Extracting precise geographical information from textual contents is crucial in a plethora of applications. For example, during hazardous events, a robust and unbiased toponym extraction framework can provide an avenue to tie the location concerned to the topic discussed by news media posts and pinpoint humanitarian help requests or damage reports from social media. Early studies have leveraged rule-based, gazetteer-based, deep learning, and hybrid approaches to address this problem. However, the performance of existing tools is deficient in supporting operations like emergency rescue, which relies on fine-grained, accurate geographic information. The emerging pretrained language models can better capture the underlying characteristics of text information, including place names, offering a promising pathway to optimize toponym recognition to underpin practical applications. In this paper, TopoBERT, a toponym recognition module based on a one dimensional Convolutional Neural Network (CNN1D) and Bidirectional Encoder Representation from Transformers (BERT), is proposed and fine-tuned. Three datasets (CoNLL2003-Train, Wikipedia3000, WNUT2017) are leveraged to tune the hyperparameters, discover the best training strategy, and train the model. Another two datasets (CoNLL2003-Test and Harvey2017) are used to evaluate the performance. Three distinguished classifiers, linear, multi-layer perceptron, and CNN1D, are benchmarked to determine the optimal model architecture. TopoBERT achieves state-of-the-art performance (f1-score=0.865) compared to the other five baseline models and can be applied to diverse toponym recognition tasks without additional training.

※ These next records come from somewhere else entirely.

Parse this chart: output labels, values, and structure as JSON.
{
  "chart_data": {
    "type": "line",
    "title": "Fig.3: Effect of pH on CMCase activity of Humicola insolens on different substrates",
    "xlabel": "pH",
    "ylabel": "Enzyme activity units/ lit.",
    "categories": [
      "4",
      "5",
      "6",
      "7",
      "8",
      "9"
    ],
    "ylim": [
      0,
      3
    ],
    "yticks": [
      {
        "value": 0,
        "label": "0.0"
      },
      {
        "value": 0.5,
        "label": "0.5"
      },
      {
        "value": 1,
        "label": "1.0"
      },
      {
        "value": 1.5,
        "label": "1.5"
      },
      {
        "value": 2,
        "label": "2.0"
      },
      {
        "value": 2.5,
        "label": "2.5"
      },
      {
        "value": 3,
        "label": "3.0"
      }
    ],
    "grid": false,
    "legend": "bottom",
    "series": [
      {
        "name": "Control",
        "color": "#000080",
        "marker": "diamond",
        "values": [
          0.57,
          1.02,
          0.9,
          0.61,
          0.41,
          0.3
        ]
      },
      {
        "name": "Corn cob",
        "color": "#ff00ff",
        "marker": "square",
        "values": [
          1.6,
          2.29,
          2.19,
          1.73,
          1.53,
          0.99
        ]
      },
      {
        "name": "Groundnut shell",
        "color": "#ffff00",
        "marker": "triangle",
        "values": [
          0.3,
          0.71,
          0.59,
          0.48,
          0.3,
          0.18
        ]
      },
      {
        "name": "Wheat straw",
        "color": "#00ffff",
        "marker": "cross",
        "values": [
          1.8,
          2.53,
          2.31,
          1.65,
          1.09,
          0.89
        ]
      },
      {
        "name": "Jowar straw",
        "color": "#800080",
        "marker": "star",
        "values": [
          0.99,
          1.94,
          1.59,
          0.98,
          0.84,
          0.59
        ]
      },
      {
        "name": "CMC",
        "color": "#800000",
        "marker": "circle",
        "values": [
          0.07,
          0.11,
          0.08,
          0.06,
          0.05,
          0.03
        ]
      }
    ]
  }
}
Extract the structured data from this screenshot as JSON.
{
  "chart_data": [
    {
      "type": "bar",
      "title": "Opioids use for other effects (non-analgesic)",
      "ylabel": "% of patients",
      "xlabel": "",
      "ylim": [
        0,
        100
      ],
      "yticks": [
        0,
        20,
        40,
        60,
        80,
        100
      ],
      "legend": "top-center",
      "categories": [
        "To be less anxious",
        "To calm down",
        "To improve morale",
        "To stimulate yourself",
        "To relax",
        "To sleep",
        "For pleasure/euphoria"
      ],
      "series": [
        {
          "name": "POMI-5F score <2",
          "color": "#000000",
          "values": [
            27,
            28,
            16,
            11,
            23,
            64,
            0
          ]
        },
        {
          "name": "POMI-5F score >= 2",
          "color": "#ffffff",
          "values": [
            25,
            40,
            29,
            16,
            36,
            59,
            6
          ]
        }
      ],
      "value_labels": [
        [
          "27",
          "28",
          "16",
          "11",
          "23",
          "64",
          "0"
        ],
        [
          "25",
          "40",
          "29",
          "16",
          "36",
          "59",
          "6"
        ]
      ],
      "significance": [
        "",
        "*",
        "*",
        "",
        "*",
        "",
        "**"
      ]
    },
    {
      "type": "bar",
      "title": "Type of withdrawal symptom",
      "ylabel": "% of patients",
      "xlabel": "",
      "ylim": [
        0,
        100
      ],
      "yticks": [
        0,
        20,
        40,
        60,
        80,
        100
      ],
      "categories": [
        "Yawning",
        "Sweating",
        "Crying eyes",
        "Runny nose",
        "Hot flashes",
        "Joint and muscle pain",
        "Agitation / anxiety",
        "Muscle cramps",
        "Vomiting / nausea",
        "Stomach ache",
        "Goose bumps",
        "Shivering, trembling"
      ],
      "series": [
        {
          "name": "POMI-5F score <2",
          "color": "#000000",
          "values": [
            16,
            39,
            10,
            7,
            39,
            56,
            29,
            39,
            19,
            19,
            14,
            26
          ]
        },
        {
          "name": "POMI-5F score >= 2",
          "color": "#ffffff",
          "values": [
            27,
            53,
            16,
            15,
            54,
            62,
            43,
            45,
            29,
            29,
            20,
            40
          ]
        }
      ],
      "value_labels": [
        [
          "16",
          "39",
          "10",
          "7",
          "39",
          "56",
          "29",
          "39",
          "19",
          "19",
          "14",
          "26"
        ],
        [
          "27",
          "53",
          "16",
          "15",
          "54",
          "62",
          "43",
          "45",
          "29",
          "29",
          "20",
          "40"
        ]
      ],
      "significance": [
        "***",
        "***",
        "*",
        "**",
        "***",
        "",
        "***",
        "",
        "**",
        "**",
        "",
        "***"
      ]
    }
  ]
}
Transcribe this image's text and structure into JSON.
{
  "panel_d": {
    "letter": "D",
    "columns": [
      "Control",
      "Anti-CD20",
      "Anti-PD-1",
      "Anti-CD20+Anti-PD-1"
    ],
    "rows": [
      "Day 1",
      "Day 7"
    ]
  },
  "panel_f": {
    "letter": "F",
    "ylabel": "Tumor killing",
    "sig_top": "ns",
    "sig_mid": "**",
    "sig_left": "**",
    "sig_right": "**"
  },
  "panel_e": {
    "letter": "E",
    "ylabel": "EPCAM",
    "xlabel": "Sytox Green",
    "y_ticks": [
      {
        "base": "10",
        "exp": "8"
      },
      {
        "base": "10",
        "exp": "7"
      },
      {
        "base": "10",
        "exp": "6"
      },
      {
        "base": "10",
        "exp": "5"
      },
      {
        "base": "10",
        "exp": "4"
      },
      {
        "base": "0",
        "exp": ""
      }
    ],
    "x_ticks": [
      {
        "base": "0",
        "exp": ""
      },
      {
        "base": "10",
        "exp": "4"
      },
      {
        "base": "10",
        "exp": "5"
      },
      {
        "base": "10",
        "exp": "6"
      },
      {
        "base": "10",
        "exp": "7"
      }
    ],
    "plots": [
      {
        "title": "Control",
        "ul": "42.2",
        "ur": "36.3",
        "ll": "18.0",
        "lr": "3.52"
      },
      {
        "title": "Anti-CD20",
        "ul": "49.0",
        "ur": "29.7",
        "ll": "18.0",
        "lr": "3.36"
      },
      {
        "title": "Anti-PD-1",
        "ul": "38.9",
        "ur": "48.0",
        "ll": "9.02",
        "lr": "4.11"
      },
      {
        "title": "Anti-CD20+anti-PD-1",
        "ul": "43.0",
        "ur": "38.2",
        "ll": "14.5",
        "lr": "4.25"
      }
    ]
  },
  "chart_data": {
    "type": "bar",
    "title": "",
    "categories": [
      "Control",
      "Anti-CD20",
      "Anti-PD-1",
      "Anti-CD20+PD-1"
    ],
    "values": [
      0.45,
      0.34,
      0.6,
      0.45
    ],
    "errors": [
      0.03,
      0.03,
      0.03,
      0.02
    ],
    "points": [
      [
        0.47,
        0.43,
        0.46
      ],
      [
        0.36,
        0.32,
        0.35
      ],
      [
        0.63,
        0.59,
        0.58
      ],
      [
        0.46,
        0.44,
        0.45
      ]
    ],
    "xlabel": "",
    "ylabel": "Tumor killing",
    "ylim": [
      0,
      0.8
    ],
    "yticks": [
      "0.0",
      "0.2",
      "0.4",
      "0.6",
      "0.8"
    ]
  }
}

翻译：从文本内容中提取精确的地理信息在众多应用中至关重要。例如，在灾害事件中，一个稳健且无偏的地名提取框架能够为将新闻媒体帖子讨论的话题与相关地点建立联系提供途径，并精准定位来自社交媒体的求助请求或灾情报告。早期研究采用基于规则、基于地名词典、深度学习及混合方法来解决这一问题。然而，现有工具的性能在支持需依赖细粒度准确地理信息的应急救援等行动时存在明显不足。新兴的预训练语言模型能更好地捕捉文本信息（包括地名）的潜在特征，为优化地名识别以支撑实际应用提供了有前景的途径。本文提出并微调了TopoBERT——一种基于一维卷积神经网络（CNN1D）和双向编码器表示（BERT）的地名识别模块。我们利用三个数据集（CoNLL2003-Train、Wikipedia3000、WNUT2017）来调整超参数、探索最优训练策略并训练模型，另用两个数据集（CoNLL2003-Test和Harvey2017）评估性能。我们对线性分类器、多层感知机及CNN1D三种分类器进行了基准测试，以确定最佳模型架构。与其他五种基线模型相比，TopoBERT实现了最优性能（F1分数=0.865），并且无需额外训练即可应用于各种地名识别任务。